Жара. На Графской топчется патруль. Матросы сникли. Кортики провисли. Моей праздношатающейся мысли занятье дав на несколько минут, патруль прошел. Зеленый лейтенант меня окинул полусонным взглядом. Две девки, ошивавшиеся рядом, соображали, чем себя занять. Но незачем за них переживать — Здесь перебор мужского материала. Но им все мало, мало, мало, мало — им вскорости на север убывать.

Как умопомрачительно красив авианосец посредине бухты. Подлодка, будто брошенная булка, на перископах в воздухе висит. На шканцах суетится матросня, сверкает офицерская фуражка, корабль дремлет, развалясь вальяжно, голубоватым маревом объят. Над ним вовсю колдуют катера, подлодка мягко ластится к собрату. Идут приготовления к параду — команда репетирует «УРА!».

Куда идти — в кабак или на пляж? Куда приткнуться? Город прям как складка. В нем чистота и прелесть распорядка и строгая разметка корабля.

* Скупа самодержавная рука и в том ее бессмысленная мудрость.
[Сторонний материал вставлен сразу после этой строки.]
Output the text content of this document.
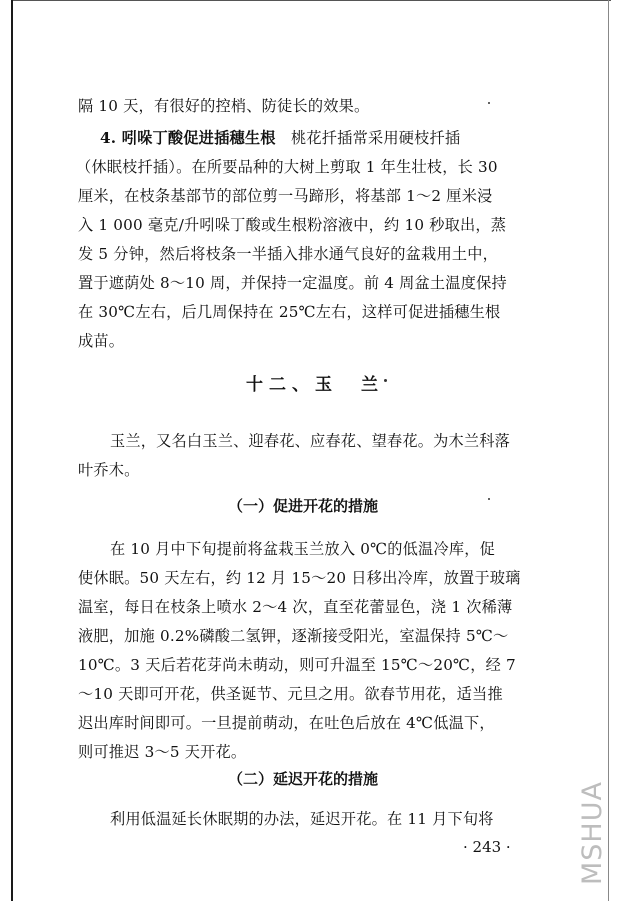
隔 10 天，有很好的控梢、防徒长的效果。
4. 吲哚丁酸促进插穗生根　 桃花扦插常采用硬枝扦插
（休眠枝扦插）。在所要品种的大树上剪取 1 年生壮枝，长 30
厘米，在枝条基部节的部位剪一马蹄形，将基部 1～2 厘米浸
入 1 000 毫克/升吲哚丁酸或生根粉溶液中，约 10 秒取出，蒸
发 5 分钟，然后将枝条一半插入排水通气良好的盆栽用土中，
置于遮荫处 8～10 周，并保持一定温度。前 4 周盆土温度保持
在 30℃左右，后几周保持在 25℃左右，这样可促进插穗生根
成苗。
十二、玉　兰
玉兰，又名白玉兰、迎春花、应春花、望春花。为木兰科落
叶乔木。
（一）促进开花的措施
在 10 月中下旬提前将盆栽玉兰放入 0℃的低温冷库，促
使休眠。50 天左右，约 12 月 15～20 日移出冷库，放置于玻璃
温室，每日在枝条上喷水 2～4 次，直至花蕾显色，浇 1 次稀薄
液肥，加施 0.2%磷酸二氢钾，逐渐接受阳光，室温保持 5℃～
10℃。3 天后若花芽尚未萌动，则可升温至 15℃～20℃，经 7
～10 天即可开花，供圣诞节、元旦之用。欲春节用花，适当推
迟出库时间即可。一旦提前萌动，在吐色后放在 4℃低温下，
则可推迟 3～5 天开花。
（二）延迟开花的措施
利用低温延长休眠期的办法，延迟开花。在 11 月下旬将
· 243 · MSHUA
Потея под тафтою, злясь и жмурясь, носком туфли пуская горсть песка в Потемкина... А может, не в него... Екатерина диктовала сразу Указ и комментарии к Указу «Об основаньи города сего». «Российский флот противу басурман... повелеваю...» прочее неважно. Потемкин был настроен бесшабашно, а может быть, с утра немного пьян. Он, сочинив таврический пейзаж с круизом, не предполагал успеха. Его влекла любовная утеха, а уж потом — военный антураж. «Она еще достаточно свежа. А девки-малоросcки столь приятны...» С холмов текли степные ароматы, и бухта трепетала чуть дыша.